U.S. President Donald Trump has repeatedly said that the tariffs were paid for by Chinese companies, despite the argument, as pointed out by U.S. companies and business groups, that tariffs are taxes on U.S. consumers and companies.
"U.S. companies cannot find alternative sources for goods within the short term, so they still import a majority of goods from China," said Liang Haiming, an economist at Hainan University who tracks the China-U.S. trade war closely, noting that U.S. companies bear part of the tariffs and pass on the rest to American consumers.
Some suggested that the U.S. economy might experience a borderline recession as soon as the end of the year if tensions continue to escalate.
In its latest report to the U.S. Congress on Friday, the U.S. Federal Reserve also warned that a "higher uncertainty" could delay business investment and lead to a manufacturing slowdown.
Apart from the economic pain, Chen said the trade war could also cause irreparable damage to the U.S. global image and credibility, as its trade policies have been viewed as bullying tactics to pursue its "America First" agenda. "Economic loss could be remedied but credibility could be hard to repair," Chen said.
Global cost
"[The trade war] is a huge concern for not just Chinese and U.S. businesses but also for the global economy," said Bai Ming, deputy director of the Ministry of Commerce's International Market Research Institute. "[U.S. officials] are putting the entire global economy at risk in pursuit of an ill-intentioned strategy to contain China."
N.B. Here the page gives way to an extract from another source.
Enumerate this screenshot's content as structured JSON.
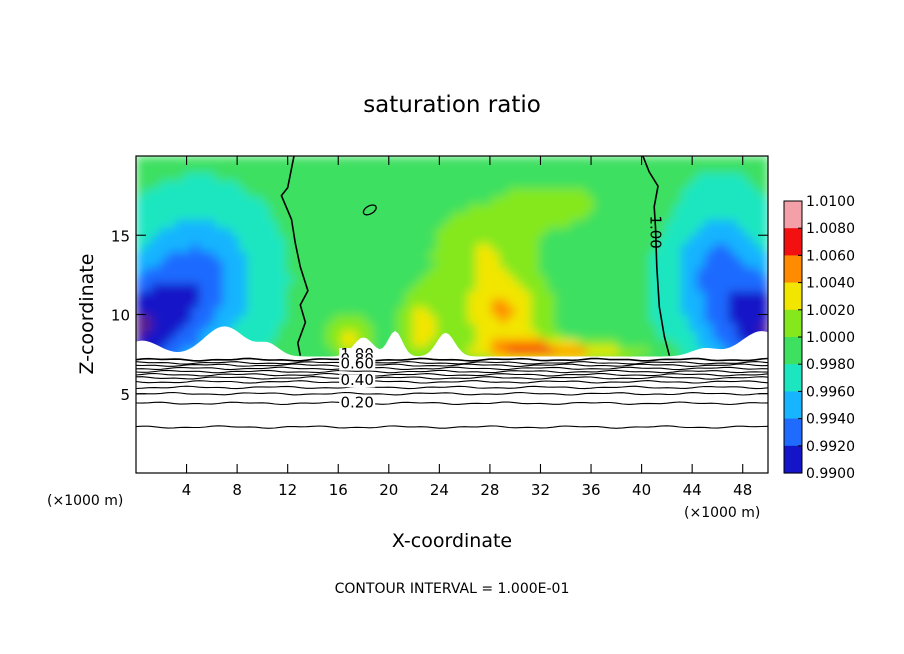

The China-U.S. tariff war could cost as much as $455 billion in global output, which is larger than South Africa's GDP, the International Monetary Fund (IMF) warned in June, describing such an impact as a "self-inflicted wound."
In addition to the direct hit to global growth, the trade war could cause long-term lasting damage to the global value chain, as growing uncertainties and punitive tariffs cause chaos for companies and industries, analysts said.
"While the impact on global growth is relatively modest at this time, the latest escalation could significantly dent business and financial market sentiment, disrupt global supply chains, and jeopardize the projected recovery in global growth in 2019," the IMF said in May.
Despite the loud and clear warnings around the globe, including in the U.S., some U.S. politicians, particularly those with radical views toward China, continue to adopt a tough line with China over trade, threatening to further impose tariffs on all Chinese goods and push for the "de-coupling" of the economies of China and the U.S., casting a dark cloud over the prospect of a quick solution despite resumed trade negotiations.
After leaders of the two countries agreed to resume stalled trade talks during a meeting in June in Japan, Chinese and U.S. officials have maintained close contact, Geng Shuang, a spokesperson for the Chinese Foreign Ministry said on Monday. But no face-to-face meeting has been announced as of Monday, though some media reports suggested the two sides would plan a meeting this week.
"I think there is still hope for the two sides to reach an agreement through talks, but if the U.S. continues its bullying tactics, then it will be tough," Bai said. "If that's the case, then China has no choice but to continue fighting back. Maybe only actual pain will make some U.S. officials realize that they are making a mistake."